Since the Tapia twins, Rhodes and Yacoe have worked together on making molds for another set of conjoined twins. The two have also given presentations, published an article in the Journal of Craniofacial Surgery and were featured in a TLC documentary about the Tapia case.

“Morgan is a wonderful example of how a highly motivated student interested in both sculpture and biology can find her artistic voice in a uniquely creative way,” said Kendall Buster, one of Yacoe’s former sculpture professors.

Yacoe’s collaboration with the medical school is a part of a university-wide initiative to bridge the VCU Medical Center with the School of the Arts.
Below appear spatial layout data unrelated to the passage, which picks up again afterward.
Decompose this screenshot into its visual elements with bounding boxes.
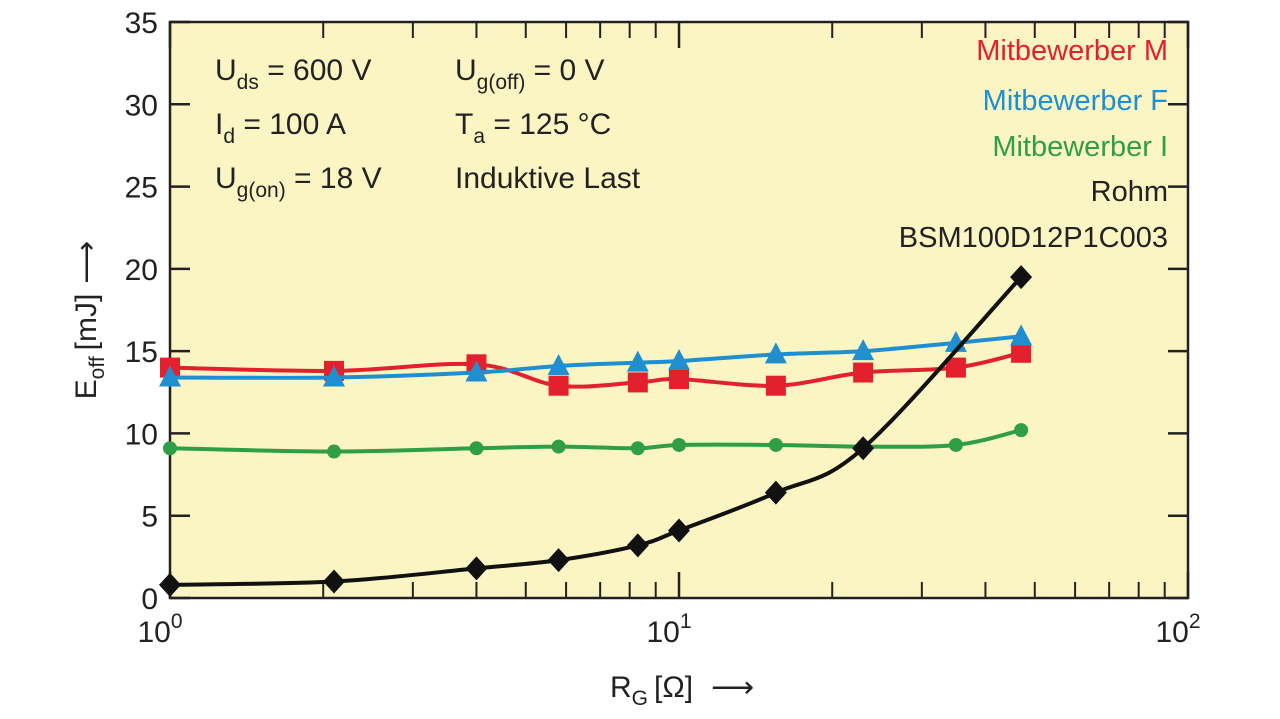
condition-label: Ta = 125 °C (455, 108, 611, 148)
y-tick-label: 20 (125, 254, 158, 287)
legend-entry: Mitbewerber F (983, 85, 1168, 117)
data-point (764, 342, 787, 364)
data-point (327, 444, 342, 459)
data-point (1011, 342, 1032, 363)
data-point (547, 548, 570, 573)
data-point (465, 360, 488, 382)
condition-label: Induktive Last (455, 162, 641, 195)
x-tick-label: 100 (137, 610, 182, 649)
y-axis-arrow: ⟶ (70, 241, 103, 284)
condition-label: Ug(on) = 18 V (215, 162, 382, 202)
data-point (163, 441, 177, 456)
y-axis-title: Eoff [mJ] ⟶ (70, 241, 109, 400)
data-point (323, 569, 346, 594)
y-tick-label: 15 (125, 336, 158, 369)
data-point (945, 357, 966, 378)
data-point (548, 375, 569, 396)
data-point (1014, 423, 1029, 438)
data-point (627, 372, 648, 393)
condition-label: Id = 100 A (215, 108, 346, 148)
series-layer (159, 265, 1033, 597)
data-point (852, 436, 875, 461)
data-point (853, 362, 874, 383)
y-tick-label: 30 (125, 89, 158, 122)
svg-text:RG[Ω]⟶: RG [Ω] ⟶ (610, 671, 754, 710)
data-point (668, 518, 690, 543)
series-mitbewerber-m (160, 342, 1032, 396)
series-rohm (159, 265, 1033, 597)
data-point (672, 437, 686, 452)
data-point (626, 533, 649, 558)
x-tick-label: 101 (646, 610, 691, 649)
data-point (630, 441, 645, 456)
data-point (1010, 324, 1033, 346)
series-line (169, 334, 1022, 380)
data-point (323, 365, 346, 387)
y-axis-title-sub: off (86, 356, 109, 379)
legend: Mitbewerber M Mitbewerber F Mitbewerber I R… (899, 35, 1168, 254)
x-axis-title-main: R (610, 671, 632, 704)
x-tick-label: 102 (1155, 610, 1200, 649)
data-point (551, 439, 566, 454)
data-point (852, 339, 875, 361)
plot-area (168, 20, 1190, 600)
data-point (668, 349, 690, 371)
y-axis-title-main: E (70, 379, 103, 399)
series-mitbewerber-f (159, 324, 1033, 387)
y-tick-label: 5 (141, 501, 158, 534)
data-point (768, 437, 783, 452)
data-point (159, 572, 181, 597)
y-axis-title-unit: [mJ] (70, 294, 103, 351)
data-point (547, 353, 570, 375)
y-tick-label: 0 (141, 583, 158, 616)
data-point (159, 365, 181, 387)
x-axis-arrow: ⟶ (711, 671, 754, 704)
y-tick-label: 35 (125, 7, 158, 40)
svg-text:Eoff[mJ]⟶: Eoff [mJ] ⟶ (70, 241, 109, 400)
x-axis-title-sub: G (632, 687, 648, 710)
data-point (469, 441, 484, 456)
series-line (169, 428, 1022, 454)
legend-entry: Mitbewerber M (976, 35, 1168, 67)
axes-layer: 100 101 102 0 5 10 15 20 25 30 35 (125, 7, 1201, 649)
condition-annotations: Uds = 600 V Id = 100 A Ug(on) = 18 V Ug(off… (215, 54, 641, 202)
data-point (465, 556, 488, 581)
data-point (669, 369, 689, 390)
data-point (626, 350, 649, 372)
x-axis-title: RG [Ω] ⟶ (610, 671, 754, 710)
x-axis-title-unit: [Ω] (654, 671, 693, 704)
y-tick-label: 25 (125, 172, 158, 205)
data-point (765, 375, 786, 396)
data-point (1010, 265, 1033, 290)
legend-entry-part-number: BSM100D12P1C003 (899, 222, 1168, 254)
y-tick-label: 10 (125, 418, 158, 451)
condition-label: Ug(off) = 0 V (455, 54, 605, 94)
legend-entry: Rohm (1091, 176, 1168, 208)
condition-label: Uds = 600 V (215, 54, 371, 94)
legend-entry: Mitbewerber I (992, 131, 1168, 163)
data-point (948, 437, 963, 452)
data-point (764, 480, 787, 505)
Rhodes said she hopes to make the sculpture class a formal component of the curriculum for surgery residents.

“Morgan works out of a deep commitment to use her sculpting skills to serve scientific inquiry, and her work with the surgery residents at MCV is the kind of interdisciplinary dialogue that we highly value in the School of the Arts,” Buster said.

The exploits of Yacoe and Rhodes’ stem from this commitment of bringing together medicine and the arts. Rhodes and Yacoe agree that this collaboration is contingent upon their overlapping curiosities.

“The intersection between medicine and art, we talk about that all the time,” Yacoe said. “I absolutely, absolutely hope I’ll continue to teach the course for surgery residents, and I definitely want to continue as a figurative sculptor and also as a medical sculptor and teacher.”